Three years on, I'm almost back to normal and have just enlisted as an Anthony Nolan community champion. I would be interested to hear from anyone who has received a similar treatment.


  • Hi Sue,

    One thing I wondered about cord blood transplants is whether they have to be as good a match as a transplant from an adult donor?

    I understand that cord blood is very rich in stem cells which are clearly there to help the baby develop, but I guess I've thought of them as more of a 'universal' treatment, almost like O negative blood can be used for transfusions in all patients where cross matching is not possible?

    Is that the case or is tissue typing of the cord blood as critical as in an adult patient. If so, how is that done and can the matching be done by a blood sample from the mother before birth?

    Sorry for all the questions but I think it might be useful for others to know as they may have had or be facing a similar transplant from cord blood.


  • Thanks Steve, these are all good questions.

    When using cord blood we do not need as good a match. Using adult donors we want a 10/10 or 9/10 HLA match but with cord blood we only look at 8 HLA sites and it can be 5/8, 6/8 or 7/8. This allows us to use cord blood for patients that have a rare tissue type who finding an adult donor would be difficult.

    Matching is done after the cord has been donated, so once the cord has been collected blood samples will be taken to test for the tissue typing and then the cord is frozen until it is needed.

    I hope this helps

    best wishes
  • Thanks Hayley,

    That's useful to know and I'm sure will give hope to those who might have difficulty finding an adult donor. It sounds like between us all we need to spread the word about cord donation being just as important to transplant patients as potential adult donors being on the donor registers.

    I know there are currently just 4 centres in the UK that this can be done, but are there any plans to increase that? It's interesting that Sues donors came from Kazakstan and Slovakia so I wonder if this is more widespread in Europe?


  • Yes, as Hayley says, I was told that the cord stem cells are still immature so the match doesn't have to be as perfect and gvhd may be less. I was part of a trial but I don't think any results have been published yet.

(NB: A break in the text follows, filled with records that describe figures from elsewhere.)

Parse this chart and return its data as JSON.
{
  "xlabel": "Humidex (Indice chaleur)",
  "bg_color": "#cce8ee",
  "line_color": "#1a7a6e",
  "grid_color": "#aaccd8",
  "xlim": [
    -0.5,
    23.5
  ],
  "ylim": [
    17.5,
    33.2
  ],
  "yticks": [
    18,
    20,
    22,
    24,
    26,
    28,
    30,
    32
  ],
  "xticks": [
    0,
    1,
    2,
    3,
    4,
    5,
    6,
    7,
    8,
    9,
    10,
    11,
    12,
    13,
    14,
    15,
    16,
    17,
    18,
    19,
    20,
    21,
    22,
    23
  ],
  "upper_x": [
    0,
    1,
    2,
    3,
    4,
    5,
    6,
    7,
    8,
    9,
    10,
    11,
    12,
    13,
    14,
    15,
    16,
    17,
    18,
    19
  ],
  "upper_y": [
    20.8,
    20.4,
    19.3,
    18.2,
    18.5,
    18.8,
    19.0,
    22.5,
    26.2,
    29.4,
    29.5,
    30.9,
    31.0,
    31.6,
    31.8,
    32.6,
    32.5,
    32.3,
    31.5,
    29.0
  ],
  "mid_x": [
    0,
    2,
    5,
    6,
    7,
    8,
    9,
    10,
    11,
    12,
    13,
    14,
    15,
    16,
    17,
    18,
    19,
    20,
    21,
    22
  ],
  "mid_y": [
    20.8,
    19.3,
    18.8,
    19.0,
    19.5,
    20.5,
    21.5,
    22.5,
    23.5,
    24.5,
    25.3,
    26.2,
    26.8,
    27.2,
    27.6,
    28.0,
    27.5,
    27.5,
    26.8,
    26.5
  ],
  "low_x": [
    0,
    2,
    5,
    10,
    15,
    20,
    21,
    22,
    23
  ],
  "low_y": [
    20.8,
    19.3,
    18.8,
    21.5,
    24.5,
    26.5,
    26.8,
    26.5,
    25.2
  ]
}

    I would say to anyone who hasn't got a donor match - don't worry, there's lots of positives about a cord blood transplant! They may be more common than people realise, certainly other patients had received similar transplants at my hospital earlier in the year.

    As a result of my transplant, several young women I know would have liked to donate their babies' cords but were unable to at the hospital where they gave birth. Yes, there is a cord bank in Astana, capital of Kazakstan (which is actually in Asia), but not in Sheffield. My transplant team had not come across cord units coming form Eastern Europe before and were very relieved when they arrived safely - thanks to Anthony Nolan.